C’est aussi pour cela que c’est un enjeu politique de créer un modèle d’IA francophone car une LLM traduit aussi une vision du monde. Venues des EtatsUnis elles sont très emphatiques avec une surabondance de participes présents qu’on repère très vite.
C’est ce qu’essayent de faire les équipes françaises de Mistral.ai qui ont fait des prouesses en peu de temps pour produire une bonne IA, quasiment au niveau de ChatGPT4, mais avec quels points d’accès ? Microsoft a su s’allier avec Open AI pour présenter massivement son IA au monde entier. Ils seront aussi distribués par Apple dans iOS18 ! Tout modèle francophone ou européen doit trouver un moyen d’être diffusé massivement.
O. R : Quelles utilisations des IA préconisez-vous pour vos professeurs ?
A. G : Par exemple de préparer de nouveaux cours en créant des structures qui prennent en compte le niveau des étudiants. En Executive Education cela permet d’adapter finement son cours aux managers présents selon qu’ils travaillent chez Google ou chez un grand groupe industriel. Ils peuvent aussi adapter les exercices, créer des variantes à l’infini, produire de nouveaux formats de contenu pédagogique, etc.

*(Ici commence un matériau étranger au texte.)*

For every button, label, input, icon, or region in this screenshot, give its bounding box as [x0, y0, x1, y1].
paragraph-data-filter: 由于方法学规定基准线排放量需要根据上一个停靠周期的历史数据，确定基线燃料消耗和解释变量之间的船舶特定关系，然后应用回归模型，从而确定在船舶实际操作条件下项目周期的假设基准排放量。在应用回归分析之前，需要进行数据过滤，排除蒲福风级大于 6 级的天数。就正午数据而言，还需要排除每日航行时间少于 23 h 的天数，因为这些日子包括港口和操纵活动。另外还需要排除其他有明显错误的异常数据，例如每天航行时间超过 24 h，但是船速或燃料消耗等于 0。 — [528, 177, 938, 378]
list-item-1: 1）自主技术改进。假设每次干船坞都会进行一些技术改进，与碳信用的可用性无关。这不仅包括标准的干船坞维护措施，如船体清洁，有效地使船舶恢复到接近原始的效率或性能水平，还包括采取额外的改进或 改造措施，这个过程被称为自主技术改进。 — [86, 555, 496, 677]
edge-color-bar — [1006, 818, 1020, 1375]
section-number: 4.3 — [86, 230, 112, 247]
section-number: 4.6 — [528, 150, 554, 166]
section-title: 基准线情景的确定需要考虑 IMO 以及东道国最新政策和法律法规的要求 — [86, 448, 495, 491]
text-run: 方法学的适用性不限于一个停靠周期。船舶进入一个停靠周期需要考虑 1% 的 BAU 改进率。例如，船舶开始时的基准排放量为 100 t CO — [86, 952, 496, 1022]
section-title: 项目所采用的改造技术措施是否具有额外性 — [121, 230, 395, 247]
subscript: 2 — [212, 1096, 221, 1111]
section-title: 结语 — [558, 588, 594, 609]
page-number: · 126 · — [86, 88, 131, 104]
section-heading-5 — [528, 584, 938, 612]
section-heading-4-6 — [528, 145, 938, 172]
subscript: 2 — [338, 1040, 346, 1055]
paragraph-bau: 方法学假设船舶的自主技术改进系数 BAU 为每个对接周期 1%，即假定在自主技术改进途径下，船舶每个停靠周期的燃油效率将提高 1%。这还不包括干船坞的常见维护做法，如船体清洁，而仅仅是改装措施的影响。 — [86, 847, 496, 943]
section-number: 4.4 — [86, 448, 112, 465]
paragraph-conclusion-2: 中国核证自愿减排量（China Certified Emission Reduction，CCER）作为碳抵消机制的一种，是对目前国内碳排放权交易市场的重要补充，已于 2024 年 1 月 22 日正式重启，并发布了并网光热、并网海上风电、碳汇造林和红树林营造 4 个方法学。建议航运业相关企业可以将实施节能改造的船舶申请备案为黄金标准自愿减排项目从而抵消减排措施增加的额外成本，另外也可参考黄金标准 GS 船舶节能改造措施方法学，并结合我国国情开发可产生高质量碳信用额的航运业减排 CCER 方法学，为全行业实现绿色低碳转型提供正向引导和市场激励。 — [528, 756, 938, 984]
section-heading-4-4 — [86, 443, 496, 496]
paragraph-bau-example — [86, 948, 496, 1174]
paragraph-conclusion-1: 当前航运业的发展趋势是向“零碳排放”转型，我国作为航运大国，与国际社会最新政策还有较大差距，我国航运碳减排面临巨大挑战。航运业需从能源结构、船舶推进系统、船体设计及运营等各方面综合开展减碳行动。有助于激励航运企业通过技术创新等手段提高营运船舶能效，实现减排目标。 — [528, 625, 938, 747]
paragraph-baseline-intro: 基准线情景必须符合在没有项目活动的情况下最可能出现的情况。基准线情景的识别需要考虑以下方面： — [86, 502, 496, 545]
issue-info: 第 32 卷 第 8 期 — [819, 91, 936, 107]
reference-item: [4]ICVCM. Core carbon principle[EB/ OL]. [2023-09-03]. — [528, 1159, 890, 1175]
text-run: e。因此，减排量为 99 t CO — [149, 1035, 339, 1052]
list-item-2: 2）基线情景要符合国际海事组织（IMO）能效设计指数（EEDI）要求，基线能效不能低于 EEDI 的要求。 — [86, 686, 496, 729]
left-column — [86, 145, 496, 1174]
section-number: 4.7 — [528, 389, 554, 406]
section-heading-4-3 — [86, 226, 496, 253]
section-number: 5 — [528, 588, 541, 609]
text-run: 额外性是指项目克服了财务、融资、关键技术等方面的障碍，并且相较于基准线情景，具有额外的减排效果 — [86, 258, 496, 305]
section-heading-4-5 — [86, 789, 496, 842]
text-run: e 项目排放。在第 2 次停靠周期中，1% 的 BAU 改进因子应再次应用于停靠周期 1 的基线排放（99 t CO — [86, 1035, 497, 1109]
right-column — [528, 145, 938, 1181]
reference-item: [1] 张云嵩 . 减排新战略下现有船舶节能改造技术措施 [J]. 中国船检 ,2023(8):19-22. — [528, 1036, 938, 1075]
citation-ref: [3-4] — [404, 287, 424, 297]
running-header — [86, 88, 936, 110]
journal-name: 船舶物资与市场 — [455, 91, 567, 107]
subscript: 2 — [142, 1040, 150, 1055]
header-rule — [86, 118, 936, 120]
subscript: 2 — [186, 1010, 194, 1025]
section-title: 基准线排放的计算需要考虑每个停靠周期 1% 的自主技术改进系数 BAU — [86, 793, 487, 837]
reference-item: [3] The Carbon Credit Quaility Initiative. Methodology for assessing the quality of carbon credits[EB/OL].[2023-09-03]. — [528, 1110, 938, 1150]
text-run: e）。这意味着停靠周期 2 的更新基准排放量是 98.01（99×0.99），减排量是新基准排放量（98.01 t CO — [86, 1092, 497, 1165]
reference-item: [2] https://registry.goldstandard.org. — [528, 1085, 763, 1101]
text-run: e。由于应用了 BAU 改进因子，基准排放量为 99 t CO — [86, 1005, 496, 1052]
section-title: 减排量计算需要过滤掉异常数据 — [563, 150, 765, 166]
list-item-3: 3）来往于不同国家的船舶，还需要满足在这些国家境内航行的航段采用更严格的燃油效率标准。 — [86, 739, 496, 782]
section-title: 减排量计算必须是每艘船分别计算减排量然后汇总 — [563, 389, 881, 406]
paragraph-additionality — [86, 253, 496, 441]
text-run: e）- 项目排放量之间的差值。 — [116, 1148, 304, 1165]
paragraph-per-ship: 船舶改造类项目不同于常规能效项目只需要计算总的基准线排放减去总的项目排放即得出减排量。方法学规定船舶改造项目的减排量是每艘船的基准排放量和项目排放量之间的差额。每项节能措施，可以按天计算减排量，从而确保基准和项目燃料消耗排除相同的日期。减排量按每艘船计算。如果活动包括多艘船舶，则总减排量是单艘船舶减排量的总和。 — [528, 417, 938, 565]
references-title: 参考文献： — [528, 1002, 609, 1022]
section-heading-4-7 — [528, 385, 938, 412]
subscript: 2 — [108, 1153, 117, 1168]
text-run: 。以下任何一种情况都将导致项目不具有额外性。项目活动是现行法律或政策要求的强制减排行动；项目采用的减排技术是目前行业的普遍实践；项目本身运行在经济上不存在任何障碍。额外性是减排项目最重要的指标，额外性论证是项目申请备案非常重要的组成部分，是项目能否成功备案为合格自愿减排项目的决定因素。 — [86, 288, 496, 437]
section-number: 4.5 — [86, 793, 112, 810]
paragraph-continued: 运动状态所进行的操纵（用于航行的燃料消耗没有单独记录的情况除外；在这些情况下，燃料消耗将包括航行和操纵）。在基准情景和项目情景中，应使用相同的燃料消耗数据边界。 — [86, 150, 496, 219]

O. R : A titre personnel, combien de temps estimezvous gagner aujourd’hui dans votre travail en utilisant les IA ?
A. G : En mars 2023 je l’estimais à 30%. Un an après je parle de 50% car je les utilise mieux avec des outils adaptés à ce que je veux réaliser tout en possédant maintenant une bibliothèque personnelle de prompts efficaces, adaptés à chaque outil et chaque action à réaliser.
O. R : Une dernière question. Quelles sont vos IA préférées ?
A. G : ChatGTP4 bien sûr – ChatGPT Edu n’apporte pas grandchose de plus en l’état des annonces – Gemini Ultra chez Google, ElevenLabs pour le clonage de voix, HeyGen pour les vidéos, Suno pour la musique, et bien d’autres modèles sur Hugging Face que je teste régulièrement.